2017-12-26

Copy-pasting the history of public procurement

They say that “those who do not learn history are doomed to repeat it.” However, those who machine-learn from history are also doomed to repeat it. Machine learning is in many ways copy-pasting history. A key challenge is thus to learn from history without copying its biases.

For the first time in the history we have open data on past experiences in making public contracts. Contracting authorities and bidders have a chance of learning from these experiences to improve the efficiency of agreeing on future contracts by matching contracts to the most suitable bidders. I wrote my Ph.D. thesis on this subject.

The thing is that we know little when learning from awarded contracts. What we have is basically this: Similar contracts are usually awarded to these bidders. This has two principal flaws: the first is tenuous similarity. Similarity between contracts hinges on the how informative their description is. However, the features comprising the contract description may be incomplete or uninformative. Civil servants administering contracts may either intentionally or inadvertently withhold key information from the contract description or fill it with information that ultimately amounts to noise.

What is perhaps more detrimental is that the associations between bidders and their awarded contracts need not be positive. If we learn from contracts awarded in the past, we assume that the awarded bidders are the best (or simply good enough) matches for the contracts. This assumption is fundamentally problematic. The winning bidder may be awarded on the basis of adverse selection, which is not in favour of the public, but the public decision maker. There are many ways in which the conditions of adverse selection can arise. Relevant information required for informed decision-making can be unevenly distributed between the participants of the public procurement market. Rival bidders can agree to cooperate for mutual benefit and limit open competition, such as by submitting overpriced fake bids to make real bids more appealing in comparison. When a bidder repeatedly wins contracts from the same contracting authority, it needs not be a sign of its exceptional prowess, but instead a sign of clientelism or institutional inertia. In most public procurement datasets the limitations of award data are further pronounced by missing data on unsuccessful bidders. In this light, the validity of contract awards recommended by machine learning from data with these flaws can be easily contested by unsuccessful bidders perceiving themselves to be a subject of discrimination. Consequently, blindly mimicking human decisions in matching bidders to contracts may not be the best course of action.

Some suspect we can solve this by learning from more kinds of data. Besides award data, we can learn from post-award data, including the evaluations of bidders’ performance. However, post-award data is hardly ever available. Without it, the record of a contract is incomplete. Moreover, in case of learning from data for decision support we combine conflicting incentives of decision arbiters and data collectors, who are often the same in public procurement. For instance, a winning bidder may receive a favourable evaluation despite its meagre delivery on the awarded contracts thanks to its above-standard relationship with the civil servant administering the contracts.

In Logics and practices of transparency and opacity in real-world applications of public sector machine learning Michael Veale suggests that we need to carefully select what data gets disclosed to combine “transparency for better decision-making and opacity to mitigate internal and external gaming.” We need to balance publishing open data to achieve transparency with the use of opacity to avoid gaming the rules of public procurement.
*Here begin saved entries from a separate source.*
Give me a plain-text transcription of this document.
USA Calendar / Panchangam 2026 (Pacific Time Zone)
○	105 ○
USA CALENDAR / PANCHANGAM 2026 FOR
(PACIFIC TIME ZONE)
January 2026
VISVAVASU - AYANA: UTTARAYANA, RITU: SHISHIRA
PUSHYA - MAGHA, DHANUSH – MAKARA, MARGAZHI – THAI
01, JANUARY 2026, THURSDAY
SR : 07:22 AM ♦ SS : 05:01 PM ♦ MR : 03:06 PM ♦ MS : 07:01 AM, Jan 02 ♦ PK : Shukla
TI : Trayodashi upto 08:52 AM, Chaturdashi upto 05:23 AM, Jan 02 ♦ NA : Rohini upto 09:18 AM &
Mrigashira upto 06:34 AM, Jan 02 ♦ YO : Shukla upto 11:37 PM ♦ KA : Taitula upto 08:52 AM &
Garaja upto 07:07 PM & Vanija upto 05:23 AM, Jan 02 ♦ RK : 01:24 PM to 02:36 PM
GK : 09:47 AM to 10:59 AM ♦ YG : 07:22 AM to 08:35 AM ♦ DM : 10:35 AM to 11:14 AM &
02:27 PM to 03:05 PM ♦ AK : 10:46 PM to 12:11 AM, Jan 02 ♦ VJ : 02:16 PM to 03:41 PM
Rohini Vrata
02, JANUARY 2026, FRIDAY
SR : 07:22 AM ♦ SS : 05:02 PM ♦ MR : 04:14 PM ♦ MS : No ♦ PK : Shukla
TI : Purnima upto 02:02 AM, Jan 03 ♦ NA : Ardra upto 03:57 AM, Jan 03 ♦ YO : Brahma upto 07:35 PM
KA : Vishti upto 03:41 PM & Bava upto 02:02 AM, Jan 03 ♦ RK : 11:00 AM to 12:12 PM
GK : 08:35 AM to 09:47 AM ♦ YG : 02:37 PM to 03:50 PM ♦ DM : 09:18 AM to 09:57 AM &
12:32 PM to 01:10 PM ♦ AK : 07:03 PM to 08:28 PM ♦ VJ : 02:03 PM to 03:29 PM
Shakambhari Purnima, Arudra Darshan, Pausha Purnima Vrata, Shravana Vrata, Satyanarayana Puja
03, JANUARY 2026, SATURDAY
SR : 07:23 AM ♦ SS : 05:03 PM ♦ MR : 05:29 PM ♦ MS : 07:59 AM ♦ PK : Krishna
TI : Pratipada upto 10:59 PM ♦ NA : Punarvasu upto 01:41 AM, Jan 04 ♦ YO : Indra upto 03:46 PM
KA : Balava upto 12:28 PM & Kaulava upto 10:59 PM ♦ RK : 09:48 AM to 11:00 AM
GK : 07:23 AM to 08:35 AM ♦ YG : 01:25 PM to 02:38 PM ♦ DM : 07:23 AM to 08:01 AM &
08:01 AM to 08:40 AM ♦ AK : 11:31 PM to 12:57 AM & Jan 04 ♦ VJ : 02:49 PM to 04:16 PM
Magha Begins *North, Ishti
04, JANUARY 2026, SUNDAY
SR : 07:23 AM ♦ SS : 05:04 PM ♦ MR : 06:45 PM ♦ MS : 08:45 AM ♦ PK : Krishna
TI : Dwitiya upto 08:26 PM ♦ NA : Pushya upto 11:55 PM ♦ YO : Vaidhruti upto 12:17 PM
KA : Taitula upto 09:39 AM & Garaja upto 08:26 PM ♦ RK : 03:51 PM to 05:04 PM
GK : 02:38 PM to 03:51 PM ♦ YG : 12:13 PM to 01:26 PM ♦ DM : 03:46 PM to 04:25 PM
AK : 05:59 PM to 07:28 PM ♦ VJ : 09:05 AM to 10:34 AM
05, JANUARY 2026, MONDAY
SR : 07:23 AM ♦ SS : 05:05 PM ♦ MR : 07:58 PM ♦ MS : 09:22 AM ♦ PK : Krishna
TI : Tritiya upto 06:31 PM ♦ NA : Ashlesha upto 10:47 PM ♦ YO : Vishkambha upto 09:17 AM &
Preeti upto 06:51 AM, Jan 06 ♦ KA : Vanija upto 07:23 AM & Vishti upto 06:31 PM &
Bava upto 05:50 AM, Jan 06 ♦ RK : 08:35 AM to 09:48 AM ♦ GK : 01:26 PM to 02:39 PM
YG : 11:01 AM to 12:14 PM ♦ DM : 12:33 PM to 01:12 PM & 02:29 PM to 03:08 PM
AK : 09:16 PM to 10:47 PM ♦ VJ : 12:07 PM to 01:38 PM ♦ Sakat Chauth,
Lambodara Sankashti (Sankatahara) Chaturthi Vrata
Apart from data selection, pre-processing training data for decision support is of key importance. In our data-driven culture, engineering data may displace engineering software, as Andrej Karpathy argues in Software 2.0. Careful data pre-processing may help avoid overfitting to biases that contaminate the public procurement data.

Neither technology nor history is neutral. In fact, history always favours the winners. Winners of public contracts are thus always seen in favourable light in public procurement data. Moreover, data is not an objective record of the public procurement history. Therefore, we cannot restrict ourselves to copy-pasting from history of public procurement by a mechanical application of machine learning oblivious of the limitations of its training data. On this note in the context of the criminal justice system, the Raw data podcast asks: “Given that algorithms are trained on historical data – data that holds the weight of hundreds of years of racial discrimination – how do we evaluate the fairness and efficacy of these tools?” Nevertheless, how to escape this weight of history in machine learning is not yet well explored.